Education Secretary Rod Paige says the problem of districts and states "playing games" to avoid accountability for poor teaching and learning in their schools is not yet "under control" and is anticipated with "any big change like this."

"In fact, there's a level of expectation that there will be those that will push the envelope and try to game the system," Mr. Paige said in an interview with The Washington Times, two years after President Bush's education-reform law took effect.

So far, more than half the states have reported a combined 2,513 fewer low-performing schools than they did last year, according to data from initial state reports issued Friday by Education Week. Some states did report a rise in the number of low-performing schools over last year, and some have yet to report.

"The idea is not to be on any list that a school needs improvement," said Rob Weil, director of education issues for the American Federation of Teachers, the nation's second-largest teachers union.

But Mr. Weil said because standards are stiffening, the number of low-performing schools should be going up, not down, in the second year of the 12-year duration of the law.

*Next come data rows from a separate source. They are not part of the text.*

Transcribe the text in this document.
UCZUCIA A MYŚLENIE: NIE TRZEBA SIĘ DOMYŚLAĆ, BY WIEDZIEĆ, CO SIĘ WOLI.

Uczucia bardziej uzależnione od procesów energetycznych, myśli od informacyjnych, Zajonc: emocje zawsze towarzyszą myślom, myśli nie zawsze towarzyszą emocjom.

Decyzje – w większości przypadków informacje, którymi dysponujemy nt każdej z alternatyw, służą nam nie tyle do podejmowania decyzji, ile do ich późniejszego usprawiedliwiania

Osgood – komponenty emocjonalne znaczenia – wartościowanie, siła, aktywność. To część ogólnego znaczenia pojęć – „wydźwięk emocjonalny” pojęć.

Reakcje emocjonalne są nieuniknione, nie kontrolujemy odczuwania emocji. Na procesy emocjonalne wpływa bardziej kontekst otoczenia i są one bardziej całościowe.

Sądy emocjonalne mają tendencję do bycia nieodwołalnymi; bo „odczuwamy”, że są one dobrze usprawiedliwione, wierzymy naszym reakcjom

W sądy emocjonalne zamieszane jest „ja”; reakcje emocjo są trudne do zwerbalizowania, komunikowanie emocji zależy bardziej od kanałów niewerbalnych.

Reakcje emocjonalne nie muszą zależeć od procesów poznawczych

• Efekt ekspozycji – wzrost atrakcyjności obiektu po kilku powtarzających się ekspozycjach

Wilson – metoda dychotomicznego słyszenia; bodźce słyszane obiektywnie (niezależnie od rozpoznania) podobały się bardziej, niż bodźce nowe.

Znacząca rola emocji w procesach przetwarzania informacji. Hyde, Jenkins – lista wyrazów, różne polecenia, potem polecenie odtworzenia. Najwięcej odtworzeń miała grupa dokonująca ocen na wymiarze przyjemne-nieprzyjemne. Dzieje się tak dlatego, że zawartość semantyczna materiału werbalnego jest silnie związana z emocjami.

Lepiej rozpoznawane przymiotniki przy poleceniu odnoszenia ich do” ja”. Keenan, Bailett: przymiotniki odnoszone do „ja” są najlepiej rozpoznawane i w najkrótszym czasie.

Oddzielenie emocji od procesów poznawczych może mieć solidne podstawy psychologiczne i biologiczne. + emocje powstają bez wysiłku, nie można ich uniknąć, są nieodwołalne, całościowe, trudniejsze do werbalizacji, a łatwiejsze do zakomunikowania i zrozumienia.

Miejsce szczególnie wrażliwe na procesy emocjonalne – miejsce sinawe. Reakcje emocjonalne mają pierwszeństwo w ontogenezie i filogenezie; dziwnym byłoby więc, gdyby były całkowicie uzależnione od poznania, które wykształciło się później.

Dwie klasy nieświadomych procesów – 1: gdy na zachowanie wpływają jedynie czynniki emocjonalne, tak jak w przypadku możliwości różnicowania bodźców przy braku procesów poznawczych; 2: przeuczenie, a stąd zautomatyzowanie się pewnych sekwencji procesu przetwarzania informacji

"The number of schools on the list will go up significantly because, under the law, the bar schools have to reach now will go up," Mr. Weil said. "So the schools that were on the margin will have to reach that bar, or they will be added to the list."

States thus far have listed 5,200 schools as low-performing, from among the 91,380 public elementary and secondary schools nationally -- 40 percent fewer than the department's 2002 listing of 8,652 schools needing improvement.